LA POST-REGIONE, PASSIONE POLITICA E PROGETTAZIONE DEL FUTURO - di Antonio Quagliani
Ho letto con piacere il libro di
Daniele Salvi “La Post-Regione. Le Marche della doppia ricostruzione” edito da
“Il lavoro editoriale” di Ancona nel 2020. Una raccolta di articoli apparsi tra
il 2015 e il 2020 su diversi giornali locali: L’Appennino camerte, L’Azione di
Fabriano, Il Corriere adriatico, il periodico Marca/Marche. Articoli che già
per i giornali su cui sono apparsi, oltreché, per gli argomenti trattati,
sembrano rivolgersi ad una comunità specifica, quella della sinclinale camerte
che si estende da Camerino a Castelraimondo, Matelica, Cerreto d’Esi, Fabriano,
ma con uno sguardo attento anche alla dimensione nazionale e internazionale,
cogliendo connessioni con i problemi di quella comunità locale e della più
ampia realtà delle aree interne della regione.
Grande spazio trova la storia locale, specie dei Varano e di Camerino,
la storia dell’arte, delle chiese e delle opere in esse conservate, la memoria
di camerinesi di rilievo dei secoli passati (come Bernardo Bitti o Camillo
Lili) ma anche di figure contemporanee di Castelraimondo (Alessandra
Gariboldi), di Matelica (Alberto Bufali, a me caro), di Cerreto-Fabriano
(Bartolo Ciccardini, a me ancora più caro). Non mancano riflessioni sul costume
e sui cambiamenti locali dovuti ad eventi come il sisma del 2016. C’è poi un
intento propriamente informativo su documenti e discussioni della politica
regionale che raramente raggiungono il grande pubblico. Costante l’attenzione
alla riflessione politica sul governo locale, su quello delle aree interne, sul
governo regionale e su quello nazionale, sulla questione ambientale, sulle
sorti della sinistra. Tutto trattato sempre con grande passione, per la propria
terra, per la storia e la storia dell’arte, passione per la politica che potrei
dire è il filo conduttore e lo sfondo che connota tutta la raccolta di
articoli.
Tra i temi che l’autore affronta per proporre i suoi spunti di
riflessione uno in particolare mi stimola a prospettare qualche mia
considerazione. Mi riferisco alla questione della aree interne, che nelle Marche
assume anche caratteri specifici a causa degli eventi sismici che hanno
devastato una vasta area compresa in prevalenza tra le province di Ascoli
Piceno e Macerata. Sicché il problema generale dello sviluppo della zona
appenninica della Regione e delle comunità locali che vivono a ridosso di essa,
si intreccia inevitabilmente con quello della ricostruzione delle abitazioni,
delle scuole, dei presidi sanitari e sociali, della chiese, dei teatri, delle
attività economiche, di tutto quanto insomma le comunità locali avevano
realizzato nel corso dei secoli e che il sisma ha completamente raso al suolo o
reso inutilizzabile o comunque danneggiato.

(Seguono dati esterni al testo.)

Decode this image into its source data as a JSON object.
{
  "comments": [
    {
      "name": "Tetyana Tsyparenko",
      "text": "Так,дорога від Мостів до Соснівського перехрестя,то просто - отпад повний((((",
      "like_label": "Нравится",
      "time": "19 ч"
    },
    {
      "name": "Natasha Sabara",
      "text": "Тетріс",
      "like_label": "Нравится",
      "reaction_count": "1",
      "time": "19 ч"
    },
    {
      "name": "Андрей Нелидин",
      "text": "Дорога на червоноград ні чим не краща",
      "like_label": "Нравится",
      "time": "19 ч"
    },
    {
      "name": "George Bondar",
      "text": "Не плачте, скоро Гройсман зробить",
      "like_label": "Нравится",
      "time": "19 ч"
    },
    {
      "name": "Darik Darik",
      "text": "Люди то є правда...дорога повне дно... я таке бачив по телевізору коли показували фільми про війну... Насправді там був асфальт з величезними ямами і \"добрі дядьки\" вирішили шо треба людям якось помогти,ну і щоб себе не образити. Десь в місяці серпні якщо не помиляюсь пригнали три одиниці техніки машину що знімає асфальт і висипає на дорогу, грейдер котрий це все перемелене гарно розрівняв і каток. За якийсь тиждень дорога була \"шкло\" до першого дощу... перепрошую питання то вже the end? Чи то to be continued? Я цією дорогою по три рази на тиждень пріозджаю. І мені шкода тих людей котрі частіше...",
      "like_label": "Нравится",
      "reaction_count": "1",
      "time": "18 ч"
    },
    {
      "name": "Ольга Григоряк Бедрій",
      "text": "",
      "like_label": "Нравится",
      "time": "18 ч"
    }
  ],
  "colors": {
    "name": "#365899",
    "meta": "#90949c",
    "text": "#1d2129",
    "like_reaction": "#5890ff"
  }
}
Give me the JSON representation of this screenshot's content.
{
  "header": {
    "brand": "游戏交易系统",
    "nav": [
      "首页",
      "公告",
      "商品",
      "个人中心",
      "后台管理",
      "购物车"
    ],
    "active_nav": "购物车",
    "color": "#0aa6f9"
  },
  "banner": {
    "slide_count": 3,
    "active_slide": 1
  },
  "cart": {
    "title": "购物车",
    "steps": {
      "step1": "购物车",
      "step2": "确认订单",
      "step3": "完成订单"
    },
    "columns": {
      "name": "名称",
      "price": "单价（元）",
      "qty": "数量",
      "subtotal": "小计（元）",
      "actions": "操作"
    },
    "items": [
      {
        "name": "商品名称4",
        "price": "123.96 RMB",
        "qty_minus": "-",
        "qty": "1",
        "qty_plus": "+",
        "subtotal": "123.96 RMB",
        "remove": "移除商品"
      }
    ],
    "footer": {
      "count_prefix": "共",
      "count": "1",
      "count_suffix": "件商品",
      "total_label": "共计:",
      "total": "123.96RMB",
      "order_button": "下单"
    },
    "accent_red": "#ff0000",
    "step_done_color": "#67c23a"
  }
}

Il governo dell’emergenza “ricostruzione” nell’area del cratere sismico,
giustamente affidato ad una gestione commissariale che negli ultimi tempi si
sta finalmente rivelando particolarmente efficace, opera chiaramente in una
prospettiva che è per sua natura temporanea, con una sfera di competenze
limitata e comunque non generale, come richiesto invece dal governo per lo
sviluppo delle comunità locali. Mentre procede la ricostruzione si ripropone la
questione fondamentale di attivare una politica per superare le strozzature che
frenano ogni possibilità di crescita in questo contesto: le piccole dimensioni
dei comuni, il campanilismo, le politiche settoriali, la bassa densità
demografica e degli insediamenti produttivi.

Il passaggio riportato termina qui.